The first case is interesting and apart from the religious freedom angle would not be tolerated today. The father was wrong, but the minister had it coming? That is foreign to modern law. But then again, the court only made him post a surety.
The second case the father trespassed and interrupted a church service. I imagine that theater caused the court to act more harshly than it otherwise would have. In this case, I don't think any court would have intervened if the father had grounded the daughter or otherwise forbade her from going to the church and forced him to go to his own church. The court blandly concludes that he could not beat her for going to church but doesn't comment about other parental authority.
It doesn't say but it seems under the facts in the case that dad didn't go to church and the daughter was choosing to do so on her own. That likely influenced the decision.
In the first case the minister was a Baptist and it was 1843.

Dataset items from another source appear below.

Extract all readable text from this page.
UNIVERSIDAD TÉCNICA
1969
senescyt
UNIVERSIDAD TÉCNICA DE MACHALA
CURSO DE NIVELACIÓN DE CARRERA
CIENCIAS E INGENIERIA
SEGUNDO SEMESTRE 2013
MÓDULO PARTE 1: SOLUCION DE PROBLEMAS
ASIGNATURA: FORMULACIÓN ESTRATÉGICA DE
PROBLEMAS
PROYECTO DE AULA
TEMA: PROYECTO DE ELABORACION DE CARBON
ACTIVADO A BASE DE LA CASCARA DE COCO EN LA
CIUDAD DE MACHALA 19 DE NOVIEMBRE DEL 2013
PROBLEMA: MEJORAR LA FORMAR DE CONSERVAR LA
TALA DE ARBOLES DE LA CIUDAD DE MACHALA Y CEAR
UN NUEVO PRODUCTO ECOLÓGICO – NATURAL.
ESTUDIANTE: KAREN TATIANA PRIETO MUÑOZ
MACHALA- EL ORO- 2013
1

The Baptists were not popular in the 19th Century, particularly with the Methodists.
First, the Methodists came from the Anglican tradition that had a lot of the Catholic structure, i.e. Bishops, etc.. The Baptists has split off from the Puritans and hence had a tradition of individual congregational governance. (The Baptists didn't think that the Puritans were strict enough.) Hence a Baptist minister was independent in a way that a Methodist minister wasn't.
Second, the Baptists believed in (a) immersion baptism -- dunking underwater and not the minister making a cross on the forehead with a wet finger, And (b) adult baptism, not infant baptism.
This was a big issue in the 20th Century, a bigger one in the 19th.
Throw in how revealing a simple cotton gown, when wet, would be on a 17-year-old girl, and you can see why Daddy wasn't happy.
Third was predestinationalism, and without getting into how it isn't completely believed, it's the concept that it's already decided who is going to heaven and who is going to hell before people are even born. Baptists believed this while Methodists believed in free will.
Parents forcing teens to practice a religion that they don't believe in is quite distasteful. No one should have the ability to force their religion onto others.
Applying 2025 standards to 1840 cases is quite distasteful.
Actually, religious instruction is a parental right today.
Nazi social workers don't like that, but it is.
Both cases were decided under Barron v. Baltimore, at a time when states were not bound by the Bill of Rights and were free to establish state religions and interfere with free exercise if they wanted to. Some states, for example, prohibited Catholics and other non-Protestants from holding public office.
So these cases aren’t exactly relevant to understanding what the Religion Clauses mean.
Interesting the use of modern gender-free language. A minor is referred to as an “it.”
PA has its own free exercise clause. William Penn founded the colony for religious freedom. There is no reason to believe that a judge would have decided the case differently if he was looking at the 1A.
The Puritan church was taxpayer supported in Massachusetts until 1855.
Anyone really interested in this issue should look into why Northampton (MA) fired Jonathan Edwards. History has obscured most of the details but it was the young people committing suicide before they could sin that freaked out the congregation.